— И тем не менее мы должны его заковать. Одиннадцать стражей, и одиннадцать перевернутых стражей, и одиннадцать раз по одиннадцать. Замок, достаточно крепкий, чтобы запереть врата самого ада!
— Такая штука… не уверена, что это то, что я хочу носить на своем лице.
— Тебе надо поесть. А потом тебе надо отдохнуть. И еще тебе необходимо пить побольше воды.
— Воды-то зачем?
— Пить много воды всегда необходимо. Татуировка займет несколько дней. Для тебя этот процесс будет выматывающим, и еще больше — для меня.
Рикке смотрела на дымок от костра, тянущийся над озером, поглаживая свою щеку кончиками пальцев. Она подумала о горцах, а также о тех ублюдках из-за Кринны, что раскрашивают свои лица синим, и горестно вздохнула, по-лошадиному захлопав губами.
— То есть без татуировок на лице никак не обойтись?
— Для тебя вообще никогда не было обходных путей. — Кауриб пожала плечами. — Нет, ты, конечно, могла бы просто оставить все как есть и позволить своим видениям становиться все безумнее и безумнее, пока они не затянут тебя во тьму и твой ум не разлетится на миллион визжащих кусочков. Это избавило бы меня от лишней работы.
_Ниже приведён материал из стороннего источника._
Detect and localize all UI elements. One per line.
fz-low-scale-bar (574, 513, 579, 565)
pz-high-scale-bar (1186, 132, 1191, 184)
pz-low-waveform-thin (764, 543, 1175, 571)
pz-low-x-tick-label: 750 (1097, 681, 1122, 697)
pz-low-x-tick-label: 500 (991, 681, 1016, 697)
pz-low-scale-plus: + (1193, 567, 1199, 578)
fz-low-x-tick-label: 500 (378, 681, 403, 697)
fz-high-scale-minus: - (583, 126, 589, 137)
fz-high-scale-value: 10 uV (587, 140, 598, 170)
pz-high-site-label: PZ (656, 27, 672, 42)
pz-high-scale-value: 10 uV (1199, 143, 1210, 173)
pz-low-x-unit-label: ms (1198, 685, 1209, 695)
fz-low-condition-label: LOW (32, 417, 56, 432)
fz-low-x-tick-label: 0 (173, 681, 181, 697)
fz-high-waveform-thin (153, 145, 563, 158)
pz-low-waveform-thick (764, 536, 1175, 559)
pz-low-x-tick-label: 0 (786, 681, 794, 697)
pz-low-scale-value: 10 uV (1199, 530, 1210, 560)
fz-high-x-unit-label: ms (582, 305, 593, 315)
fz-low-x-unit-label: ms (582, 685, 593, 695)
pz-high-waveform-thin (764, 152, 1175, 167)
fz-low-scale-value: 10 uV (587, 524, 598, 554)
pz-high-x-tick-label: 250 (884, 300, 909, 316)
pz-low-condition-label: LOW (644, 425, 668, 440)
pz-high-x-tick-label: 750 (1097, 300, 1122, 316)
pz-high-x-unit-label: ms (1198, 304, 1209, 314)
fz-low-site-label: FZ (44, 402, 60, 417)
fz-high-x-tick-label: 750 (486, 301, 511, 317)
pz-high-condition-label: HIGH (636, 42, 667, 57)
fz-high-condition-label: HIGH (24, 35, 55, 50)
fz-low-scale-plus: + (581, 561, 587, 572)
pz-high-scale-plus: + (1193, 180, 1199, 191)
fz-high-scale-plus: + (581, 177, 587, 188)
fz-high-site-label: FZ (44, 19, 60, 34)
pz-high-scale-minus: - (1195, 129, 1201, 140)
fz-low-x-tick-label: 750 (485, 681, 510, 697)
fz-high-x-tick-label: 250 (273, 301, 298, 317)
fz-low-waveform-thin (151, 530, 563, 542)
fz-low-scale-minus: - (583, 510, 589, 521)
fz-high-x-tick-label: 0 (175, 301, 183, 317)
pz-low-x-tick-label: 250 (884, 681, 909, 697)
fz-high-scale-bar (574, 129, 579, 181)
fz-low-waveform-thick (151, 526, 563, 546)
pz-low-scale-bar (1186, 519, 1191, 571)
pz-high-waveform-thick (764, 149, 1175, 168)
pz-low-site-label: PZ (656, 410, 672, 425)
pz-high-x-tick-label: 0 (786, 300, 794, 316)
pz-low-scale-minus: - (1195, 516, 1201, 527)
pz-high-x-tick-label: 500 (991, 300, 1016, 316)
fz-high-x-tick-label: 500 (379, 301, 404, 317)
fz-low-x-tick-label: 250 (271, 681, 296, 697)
— Спасибо, что оставляешь мне выбор. — Рикке вдруг почувствовала, что готова расплакаться. Ей пришлось несколько раз сильно шмыгнуть носом, чтобы прийти в себя. Однако лучше сделать то, что должен, чем жить в страхе перед этим, и все такое прочее. — Наверное, я тогда лучше соглашусь на татуировки. Раз уж без них это никак не исправить.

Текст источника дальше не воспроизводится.